Extras include a separate studio with its own entrance, fifth bedroom, bathroom, kitchen and living area. There’s also a mineral swimming pool, solar power and rainwater tanks. Waste water from the bathrooms, kitchen and laundry is recycled on site and used for irrigation and bush regeneration.
With Tewantin National Park and Mount Tinbeerwah at their doorstep and the beaches, boutiques, cafes and restaurants of Noosa just a 15-minute drive away, the family feels deprived of nothing. “We love being so close to nature and the community is really beautiful,” says Anderson.
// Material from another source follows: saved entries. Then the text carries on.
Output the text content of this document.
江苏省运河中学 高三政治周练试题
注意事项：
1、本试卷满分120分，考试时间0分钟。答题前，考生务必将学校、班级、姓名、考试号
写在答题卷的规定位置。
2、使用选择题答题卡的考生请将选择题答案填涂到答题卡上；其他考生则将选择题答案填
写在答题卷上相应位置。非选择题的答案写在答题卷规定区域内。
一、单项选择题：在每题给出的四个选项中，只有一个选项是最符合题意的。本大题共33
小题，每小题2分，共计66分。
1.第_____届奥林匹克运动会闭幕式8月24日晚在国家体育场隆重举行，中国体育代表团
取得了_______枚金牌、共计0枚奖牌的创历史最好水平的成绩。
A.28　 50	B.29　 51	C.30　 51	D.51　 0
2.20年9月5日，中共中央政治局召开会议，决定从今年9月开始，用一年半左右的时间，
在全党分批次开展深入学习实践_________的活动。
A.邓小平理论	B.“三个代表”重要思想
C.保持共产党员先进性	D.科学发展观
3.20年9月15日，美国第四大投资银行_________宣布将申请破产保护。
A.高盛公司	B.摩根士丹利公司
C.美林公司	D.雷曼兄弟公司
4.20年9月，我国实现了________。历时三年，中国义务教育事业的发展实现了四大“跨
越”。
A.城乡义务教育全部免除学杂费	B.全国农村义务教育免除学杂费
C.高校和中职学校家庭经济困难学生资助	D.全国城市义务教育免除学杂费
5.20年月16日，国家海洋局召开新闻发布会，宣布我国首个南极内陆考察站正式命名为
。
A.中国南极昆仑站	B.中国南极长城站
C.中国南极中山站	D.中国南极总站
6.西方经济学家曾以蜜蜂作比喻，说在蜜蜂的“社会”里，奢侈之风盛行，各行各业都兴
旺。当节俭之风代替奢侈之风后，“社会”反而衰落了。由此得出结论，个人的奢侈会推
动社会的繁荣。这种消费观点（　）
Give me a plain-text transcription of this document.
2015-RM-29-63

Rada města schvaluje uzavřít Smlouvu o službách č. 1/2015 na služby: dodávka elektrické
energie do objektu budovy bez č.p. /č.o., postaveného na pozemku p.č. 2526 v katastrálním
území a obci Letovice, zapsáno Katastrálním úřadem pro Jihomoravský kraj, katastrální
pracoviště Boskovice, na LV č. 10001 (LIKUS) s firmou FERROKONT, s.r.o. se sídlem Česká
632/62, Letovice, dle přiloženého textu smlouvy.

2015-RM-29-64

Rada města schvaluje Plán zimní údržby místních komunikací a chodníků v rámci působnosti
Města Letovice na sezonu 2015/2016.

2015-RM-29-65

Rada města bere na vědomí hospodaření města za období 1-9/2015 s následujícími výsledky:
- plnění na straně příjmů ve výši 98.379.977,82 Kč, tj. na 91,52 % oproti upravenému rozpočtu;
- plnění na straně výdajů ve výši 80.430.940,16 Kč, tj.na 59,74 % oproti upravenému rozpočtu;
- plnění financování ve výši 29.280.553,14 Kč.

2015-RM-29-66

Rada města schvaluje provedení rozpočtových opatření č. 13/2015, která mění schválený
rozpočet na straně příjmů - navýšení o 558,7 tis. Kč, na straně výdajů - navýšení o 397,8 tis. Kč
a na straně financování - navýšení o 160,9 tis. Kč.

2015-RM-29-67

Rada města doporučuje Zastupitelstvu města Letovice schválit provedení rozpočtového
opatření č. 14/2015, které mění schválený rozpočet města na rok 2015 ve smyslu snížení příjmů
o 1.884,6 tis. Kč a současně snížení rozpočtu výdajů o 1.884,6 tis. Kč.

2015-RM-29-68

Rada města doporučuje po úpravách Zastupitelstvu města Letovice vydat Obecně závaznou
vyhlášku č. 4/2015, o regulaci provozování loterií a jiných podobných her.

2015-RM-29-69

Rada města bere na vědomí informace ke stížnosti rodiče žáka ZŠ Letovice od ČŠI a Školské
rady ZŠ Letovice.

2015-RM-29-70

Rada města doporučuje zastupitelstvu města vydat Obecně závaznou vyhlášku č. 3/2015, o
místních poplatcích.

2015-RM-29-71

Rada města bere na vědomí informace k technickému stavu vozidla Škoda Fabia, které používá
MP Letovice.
The design team and builders “exceeded our expectations in every way,” she adds. “I dreamt what [the house] could be like but I think its sheer elegance and simplicity, with the joinery and lines beautifully fitted together, makes it feel so lovely. They delivered in spades.”
The couple now has plans to do it all again; maybe build a farmhouse. “We’d like to do a big rustic barn type of thing,” says Anderson. “We want to get the band back together.”
Tinbeerwah is a semi-rural suburb in Noosa Shire, about 14km west of Noosa Heads. Its median house value was $831,745 in the 12 months to April compared with $1,011,338 in Noosa Heads.